Hacker News new | ask | show | jobs
by t_mann 907 days ago
Not defending EMH in any way, but there's a logical flaw in your argument: your wording implicitly pits a cherry-picked example against a broad average: "it's literally impossible [to invest in a small business and beat the market]" - that's not the point. There will exist examples where that worked, but there will also exist some where it failed (like in the article). You have to consider all those cases to compute an average return. And even if you do come up with a higher expected return for a private investment (I don't have the data), you also have to consider the variance/risk: a bad outcome for the S&P500 is maybe minus 20-40% in a year [0]; a bad outcome for a franchise can look like bankruptcy and/or eviction, like in the article.

I'm with the GP poster: if you're thinking about running a business in passive mode as an investment, as it seems it was pitched to those franchisees, you're highly likely better off keeping it in boring investment products. That's not even saying that sane (ie positive risk-adjusted return) passive income opportunities don't exist, but they almost certainly won't look like what's described in the article, with no strategic freedom (you're not allowed to close an unprofitable shop, wth?); apparently coupled with personal liability and massive fixed and upfront costs, that's an absolutely deadly mix. More generally, they will almost never come to you as a pitch, which should be self-evident.

[0] https://www.macrotrends.net/2526/sp-500-historical-annual-re...

1 comments

If you don't have data on private investments, how can you say anything about how they compare with an index fund? As a passive investor in a local business, my losses are pretty limited by their corporate structure.

I've been self-employed for about 6 years now, and my return on my original invested capital is hundreds of % a year. My potential losses are highly limited by being incorporated- I can always just close the business and walk away.
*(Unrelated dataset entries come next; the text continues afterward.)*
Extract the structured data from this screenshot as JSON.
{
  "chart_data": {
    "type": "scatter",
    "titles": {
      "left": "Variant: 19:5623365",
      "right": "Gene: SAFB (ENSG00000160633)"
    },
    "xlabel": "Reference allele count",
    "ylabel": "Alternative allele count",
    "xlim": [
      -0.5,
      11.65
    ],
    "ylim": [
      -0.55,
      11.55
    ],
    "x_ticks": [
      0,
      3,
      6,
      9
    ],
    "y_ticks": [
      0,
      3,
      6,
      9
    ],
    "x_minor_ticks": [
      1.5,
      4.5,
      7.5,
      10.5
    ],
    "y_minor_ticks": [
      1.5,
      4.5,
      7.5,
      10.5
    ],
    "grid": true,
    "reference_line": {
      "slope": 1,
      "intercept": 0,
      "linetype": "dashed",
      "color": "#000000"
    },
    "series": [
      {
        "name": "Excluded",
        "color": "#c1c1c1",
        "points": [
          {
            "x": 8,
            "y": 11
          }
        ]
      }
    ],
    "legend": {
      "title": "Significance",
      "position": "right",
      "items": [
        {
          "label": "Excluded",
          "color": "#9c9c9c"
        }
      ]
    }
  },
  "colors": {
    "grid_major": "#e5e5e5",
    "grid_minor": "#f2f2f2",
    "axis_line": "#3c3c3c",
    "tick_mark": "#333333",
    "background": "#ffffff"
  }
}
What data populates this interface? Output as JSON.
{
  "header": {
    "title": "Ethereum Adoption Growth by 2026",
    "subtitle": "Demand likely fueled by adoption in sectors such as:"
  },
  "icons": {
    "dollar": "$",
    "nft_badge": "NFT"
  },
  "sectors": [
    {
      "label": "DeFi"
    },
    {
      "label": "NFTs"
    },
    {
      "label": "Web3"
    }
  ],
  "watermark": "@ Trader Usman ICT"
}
I think it's ridiculous to compare my little company with an index fund, but I also think it's pretty silly to make sweeping statements comparing public stock markets with private investments. It's OK to say that 2 completely different things are apples & oranges

I'm saying what data you should be looking at when you're comparing investment opportunities, not doing the work of assessing specific investments for you.

Being self-employed isn't a financial investment, it's a form of labor and most certainly not passive, hence why the comparison fails.

What is the body of evidence that leads you to think you can't exceed a (totally unrelated) benchmark when investing in privately held companies? Can you cite some studies? The reason we know EMH 'works' for public markets is decades of research. What research lead you to a similar conclusion for private markets, can you link some of it here?
I haven't said nor implied that, I've made a nuanced statement, but you seem hell bent attacking some strawman, good luck with that strategy and bye.